Cutting the number of MPs is undemocratic because it means your MP will have a larger number of constituents and your voice is less likely to be heard if you ever have to contact him or her on any subject.
And the way the Conservatives are deciding to do it is also undemocratic because a cross-party Commons committee has made it perfectly clear that there is no justification for it.
Therefore the only reason remaining is political gain – the Conservatives wish to gerrymander constituency sizes in order to increase their chances of winning a greater majority at the next general election.
We have seen many such slimy tricks over the past few weeks and months.
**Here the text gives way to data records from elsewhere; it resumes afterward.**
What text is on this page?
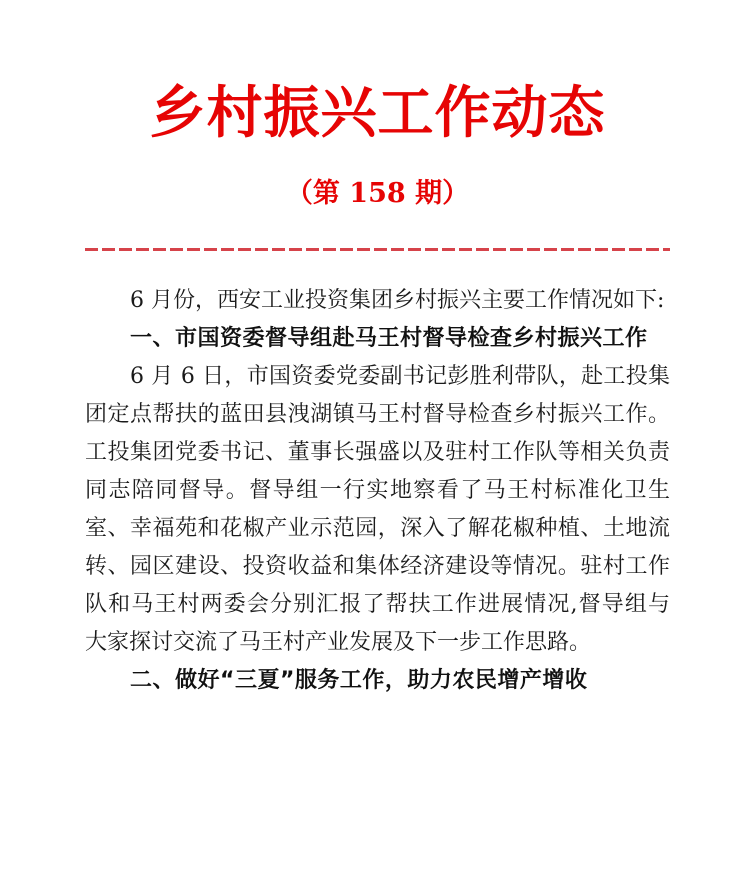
乡村振兴工作动态
（第 158 期）
6 月份，西安工业投资集团乡村振兴主要工作情况如下:
一、市国资委督导组赴马王村督导检查乡村振兴工作
6 月 6 日，市国资委党委副书记彭胜利带队，赴工投集
团定点帮扶的蓝田县洩湖镇马王村督导检查乡村振兴工作。
工投集团党委书记、董事长强盛以及驻村工作队等相关负责
同志陪同督导。督导组一行实地察看了马王村标准化卫生
室、幸福苑和花椒产业示范园，深入了解花椒种植、土地流
转、园区建设、投资收益和集体经济建设等情况。驻村工作
队和马王村两委会分别汇报了帮扶工作进展情况,督导组与
大家探讨交流了马王村产业发展及下一步工作思路。
二、做好“三夏”服务工作，助力农民增产增收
When the Tories threatened the so-called ‘Short money’ paid to opposition parties to conduct Parliamentary business, Labour threatened to end all co-operation with the Conservative Government.
That threat has not yet been put into practise – but it should.
If Conservatives are so keen to threaten democracy, the democratic response is to obstruct them – by all possible means.
The government has confirmed that it will cut the number of MPs in the House of Commons from 650 to 600, rejecting a report by a cross-party committee of MPs that described the move as unjustified.
Responding to a report by the Commons political and constitutional committee published last March, the government said it saw “no merit in reopening the issue”, and it would press ahead with plans to reduce the number of MPs in parliament and to ensure that no constituency contained more than 5% above or below the national average number of voters.
The size of Westminster constituencies varies wildly, ranging from 21,769 voters in Na h-Eileanan an Iar (the Western Isles) to 108,804 in the Isle of Wight. The Conservative party manifesto contained a pledge to equalise the size of constituencies in order to “cut the cost of politics and make votes of more equal value”.
Studies have suggested that the changes could result in the Conservatives gaining up to 20 more seats in parliament, and Labour politicians have accused the government of pushing through the changes for party political gain.